Kaum sind wir sicher, da legt das Gewitter richtig los. Es schüttet wie aus Eimern, Blitz und Donner nähern sich zeitlich immer mehr einander an. Schließlich noch ein kleiner Wink des Schicksals, mit dem eigenen Leben etwas fürsorglicher umzugehen: Es blitzt, knapp 100 m hinter uns im Wald wird es sehr hell, und der Knall (kein Donner!) kommt zeitgleich – das war knapp, sehr knapp! Irgendwann lässt der Regen dann nach und hört schließlich ganz auf – das wäre so die Zeit gewesen, sich ein wenig umzusehen, aber zu spät. Nun geht es wieder ins inzwischen nasse Boot und der gleiche Ritt geht auf gleicher Route wieder zurück zum Anleger, denn der Himmel wird schon wieder schwarz und alle an Bord sind sich einig, dass wir wieder an Land sein wollen, sollte es wieder losgehen!

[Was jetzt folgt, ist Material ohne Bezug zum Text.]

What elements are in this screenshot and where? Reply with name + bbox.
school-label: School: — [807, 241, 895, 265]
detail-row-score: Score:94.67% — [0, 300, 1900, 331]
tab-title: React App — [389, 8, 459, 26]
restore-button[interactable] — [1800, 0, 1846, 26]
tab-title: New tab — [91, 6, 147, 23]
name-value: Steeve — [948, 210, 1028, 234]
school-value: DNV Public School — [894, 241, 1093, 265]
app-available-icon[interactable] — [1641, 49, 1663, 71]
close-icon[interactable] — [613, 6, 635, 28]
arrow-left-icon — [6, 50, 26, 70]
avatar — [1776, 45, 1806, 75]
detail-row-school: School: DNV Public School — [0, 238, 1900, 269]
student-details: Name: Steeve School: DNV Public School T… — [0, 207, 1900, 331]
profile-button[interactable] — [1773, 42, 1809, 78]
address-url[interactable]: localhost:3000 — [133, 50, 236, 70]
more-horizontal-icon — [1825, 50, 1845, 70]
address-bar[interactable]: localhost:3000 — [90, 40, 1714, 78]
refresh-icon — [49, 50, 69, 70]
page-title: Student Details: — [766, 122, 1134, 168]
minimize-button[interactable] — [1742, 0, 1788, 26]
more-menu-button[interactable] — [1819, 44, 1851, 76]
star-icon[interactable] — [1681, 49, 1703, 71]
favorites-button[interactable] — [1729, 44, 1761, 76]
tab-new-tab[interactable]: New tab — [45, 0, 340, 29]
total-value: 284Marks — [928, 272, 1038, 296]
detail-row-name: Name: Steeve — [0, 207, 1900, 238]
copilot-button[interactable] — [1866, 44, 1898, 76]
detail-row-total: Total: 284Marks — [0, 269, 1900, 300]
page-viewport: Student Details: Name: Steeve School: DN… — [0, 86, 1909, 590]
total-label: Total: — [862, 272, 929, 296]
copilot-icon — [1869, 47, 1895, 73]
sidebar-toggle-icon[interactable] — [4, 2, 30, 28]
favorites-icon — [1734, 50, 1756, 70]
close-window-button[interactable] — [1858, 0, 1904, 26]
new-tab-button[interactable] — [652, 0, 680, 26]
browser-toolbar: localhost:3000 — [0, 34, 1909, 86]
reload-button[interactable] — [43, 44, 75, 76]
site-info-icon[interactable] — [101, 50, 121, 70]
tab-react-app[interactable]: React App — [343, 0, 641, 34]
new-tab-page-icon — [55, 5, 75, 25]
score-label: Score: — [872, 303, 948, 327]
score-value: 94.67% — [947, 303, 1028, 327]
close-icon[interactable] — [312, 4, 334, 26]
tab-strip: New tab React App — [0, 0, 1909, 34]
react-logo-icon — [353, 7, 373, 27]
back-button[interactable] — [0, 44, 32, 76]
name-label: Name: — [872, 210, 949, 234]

Fazit: Kann man machen, muss man aber nicht, denn: Mit Nationalpark, Naturschutz, Ornithologie oder einfach nur Natur genießen hatte das aber nun so was von gar nichts zu tun!! Auf dem Rückweg entdecken wir noch einen nagelneuen Supermarkt und hier bekommen wir etwas, was wir schon seit Griechenland suchen: Kaffeebohnen und sogar neun verschiedene Sorten zur Auswahl! Das versöhnt!! Zurück am Platz steht Exe unversehrt auf dem Trockenen. Ich schnappe mir den Laptop, um endlich „Albanien Teil 4“ online zu stellen, denn Khatuna hat uns angeboten, das WiFi der Verwaltung zu nutzen, aber daraus wird nichts, denn das Gewitter hat das Internet in der ganzen Provinz lahm gelegt. Da auch für morgen noch Regen angesagt ist, beschließen wir abends beim Wein hier einen Ruhetag einzulegen.
Das tun wir denn auch – morgens gegen 10 Uhr begebe ich mich in Khatunas Büro, um zu erfragen, ob das Internet wieder läuft und treffe auf fröhliche Gesichter: Leider nicht und nun könne man „leider“ auch hier nicht arbeiten! Schon bin ich eine Stunde in Khatunas Büro, sie erzählt und erzählt…von ihren verschiedenen Praktika und Trainings in China, Japan, Deutschland, den USA (Yosemite NP und Point Reyes NP), ihren Freunden überall in der Welt – das Netzwerk, das die Nationalparkleute in der ganzen Welt verbindet ist groß, das haben wir damals in den USA durch unsere Freunde Hildy und Ranger schon mitbekommen.

Um 11 Uhr gehen wir Beide zu unserem Wagen und zu Kathrin, nicht ohne Gastgeschenke in Form von Postkarten, einem Vogelbuch und einem Stadtführer von Tbilisi, an dem sie als Dolmetscherin mitgearbeitet hat, und nun wird bis 13 Uhr bei uns weiter geklönt. Dann läutet ihr Telefon, das Internet ist „leider“ wieder da, nun muss sie arbeiten und auch ich kann meine Internet-Arbeiten erledigen. Dann laufen wir zum Supermarkt und kaufen Khinkali, die hiesige, sehr leckere Ravioli-Variante und begehen zusammen mit dem ersten georgischen Wein (Saperavi) einen georgischen Abend.